Kosta de Alhabaite

Nortenho, do Condado Portucalense

Se em 1628 os Portuenses foram os primeiros a revoltar-se contra o domínio dos Filipes, está na hora de nos levantarmos de novo, agora contra a colonização lisboeta!

Critérios, por Jorge Maia

Este ano, o FC Porto já disputou três clássicos. Empatou um, ganhou outro e perdeu o último. Foram três jogos diferentes, com histórias, protagonistas e resultados diferentes, mas tiveram todos pelo menos uma coisa em comum: foram apitados por árbitros de Lisboa, ou por árbitros lisboetas inscritos em Setúbal, um resquício dos tempos em que o critério regional impedia os árbitros inscritos numa determinada associação de apitarem os jogos envolvendo equipas da mesma associação.
Tempos em que praticamente não havia árbitros de Lisboa, simplesmente porque nenhum árbitro podia aspirar a uma carreira "enriquecedora" se estivesse compulsivamente afastado dos jogos que envolviam o Benfica e o Sporting e, por isso mesmo, de todos os clássicos do futebol português.
Tempos em que os árbitros de Lisboa tinham que se inscrever nas associações limítrofes para poderem apitar ao mais alto nível.
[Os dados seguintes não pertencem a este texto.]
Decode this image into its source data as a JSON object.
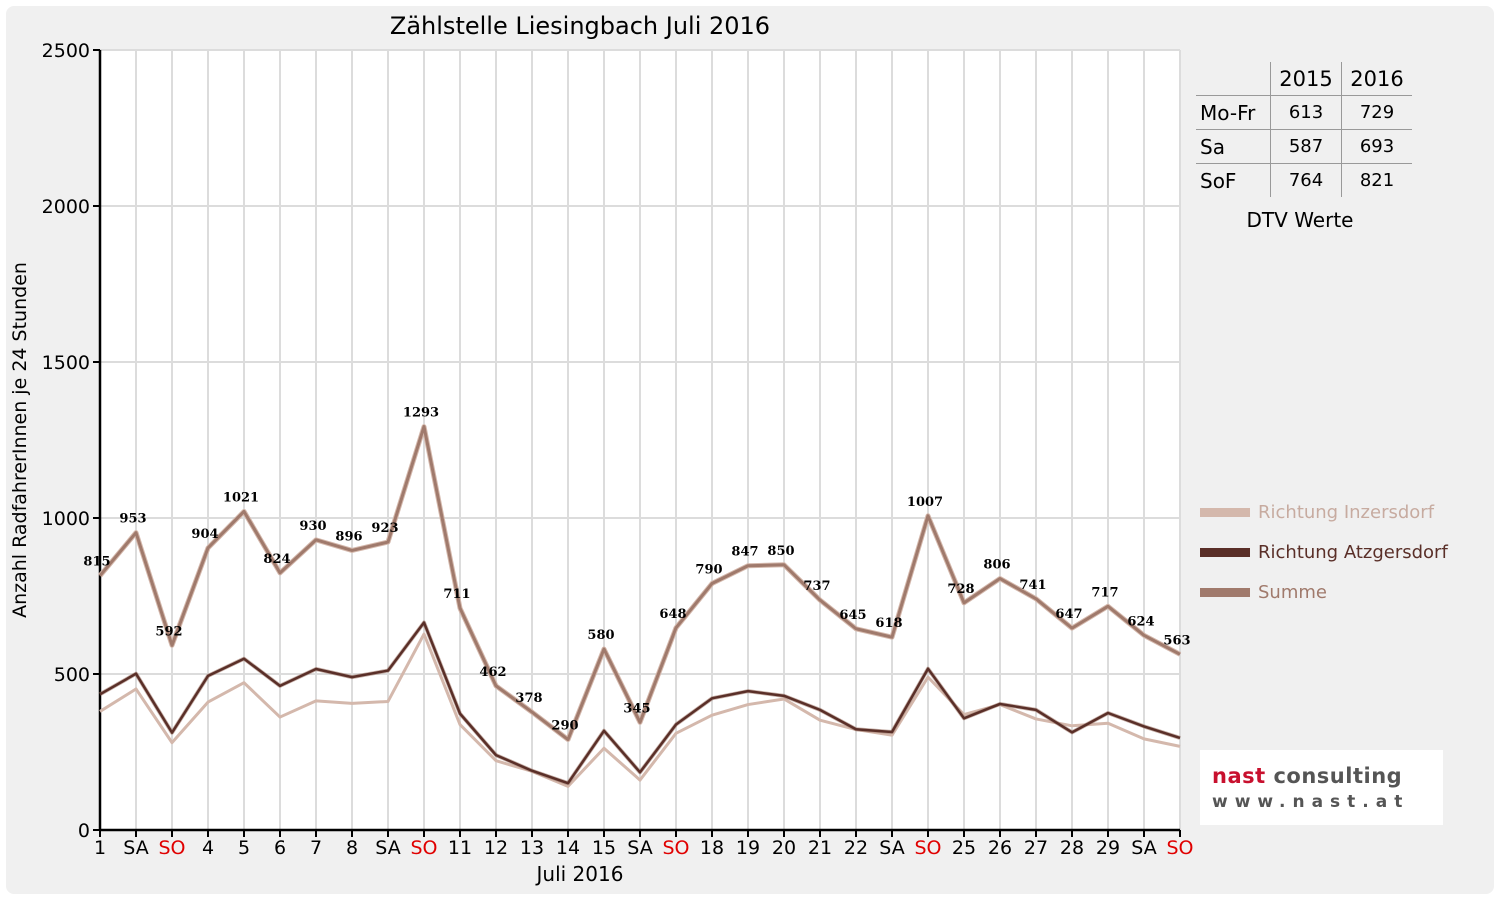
{
  "chart_data": {
    "type": "line",
    "title": "Zählstelle Liesingbach Juli 2016",
    "xlabel": "Juli 2016",
    "ylabel": "Anzahl RadfahrerInnen je 24 Stunden",
    "ylim": [
      0,
      2500
    ],
    "yticks": [
      "0",
      "500",
      "1000",
      "1500",
      "2000",
      "2500"
    ],
    "categories": [
      "1",
      "SA",
      "SO",
      "4",
      "5",
      "6",
      "7",
      "8",
      "SA",
      "SO",
      "11",
      "12",
      "13",
      "14",
      "15",
      "SA",
      "SO",
      "18",
      "19",
      "20",
      "21",
      "22",
      "SA",
      "SO",
      "25",
      "26",
      "27",
      "28",
      "29",
      "SA",
      "SO"
    ],
    "weekend_categories": [
      2,
      9,
      16,
      23,
      30
    ],
    "grid": true,
    "legend_position": "right",
    "series": [
      {
        "name": "Richtung Inzersdorf",
        "color": "#d4b8ac",
        "values": [
          380,
          452,
          280,
          410,
          472,
          362,
          414,
          406,
          412,
          628,
          338,
          222,
          188,
          140,
          262,
          160,
          310,
          368,
          402,
          420,
          352,
          322,
          304,
          490,
          370,
          402,
          356,
          334,
          342,
          292,
          268
        ]
      },
      {
        "name": "Richtung Atzgersdorf",
        "color": "#5a2f28",
        "values": [
          435,
          501,
          312,
          494,
          549,
          462,
          516,
          490,
          511,
          665,
          373,
          240,
          190,
          150,
          318,
          185,
          338,
          422,
          445,
          430,
          385,
          323,
          314,
          517,
          358,
          404,
          385,
          313,
          375,
          332,
          295
        ]
      },
      {
        "name": "Summe",
        "color": "#a07a6c",
        "values": [
          815,
          953,
          592,
          904,
          1021,
          824,
          930,
          896,
          923,
          1293,
          711,
          462,
          378,
          290,
          580,
          345,
          648,
          790,
          847,
          850,
          737,
          645,
          618,
          1007,
          728,
          806,
          741,
          647,
          717,
          624,
          563
        ]
      }
    ],
    "data_labels": [
      "815",
      "953",
      "592",
      "904",
      "1021",
      "824",
      "930",
      "896",
      "923",
      "1293",
      "711",
      "462",
      "378",
      "290",
      "580",
      "345",
      "648",
      "790",
      "847",
      "850",
      "737",
      "645",
      "618",
      "1007",
      "728",
      "806",
      "741",
      "647",
      "717",
      "624",
      "563"
    ]
  },
  "dtv_table": {
    "headers": [
      "",
      "2015",
      "2016"
    ],
    "rows": [
      {
        "label": "Mo-Fr",
        "v2015": "613",
        "v2016": "729"
      },
      {
        "label": "Sa",
        "v2015": "587",
        "v2016": "693"
      },
      {
        "label": "SoF",
        "v2015": "764",
        "v2016": "821"
      }
    ],
    "caption": "DTV Werte"
  },
  "legend": [
    {
      "label": "Richtung Inzersdorf",
      "color": "#d4b8ac"
    },
    {
      "label": "Richtung Atzgersdorf",
      "color": "#5a2f28"
    },
    {
      "label": "Summe",
      "color": "#a07a6c"
    }
  ],
  "logo": {
    "brand_red": "nast",
    "brand_grey": "consulting",
    "url": "www.nast.at"
  },
  "colors": {
    "weekend_tick": "#e00000",
    "grid": "#dcdcdc"
  }
}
Ora, o fim do critério regional acabou com esse disparate e, de repente, apareceram uma série de árbitros filiados na Associação de Futebol de Lisboa.
"Tudo normal!". O que já não é normal é que o fim do critério regional tenha correspondido à criação de um critério "capitalista" para os clássicos em que o FC Porto participa. Invariavelmente, durante as últimas temporadas e com particular incidência nesta, os árbitros escolhidos para os jogos entre os portistas e os seus principais rivais da capital são apitados por árbitros de Lisboa, ou por Lucílio Baptista, um árbitro lisboeta incrito em Setúbal. Nunca, desde o fim do critério regional, e muito menos este ano, um árbitro do Porto - e há sete árbitros do Porto na primeira categoria - foi escolhido para um clássico em que o FC Porto participasse. Não está em causa a honorabilidade, competência ou honestidade dos árbitros de Lisboa, mas precisamente o contrário, ou seja, o estigma que a utilização de um tal critério cria sobre os árbitros do Porto. Ora, nem de propósito, para um jogo decisivo, que pode decidir o título e que envolve o FC Porto e o Benfica, a Comissão de Arbitragem escolheu um árbitro da Associação de Lisboa. Uma decisão... coerente.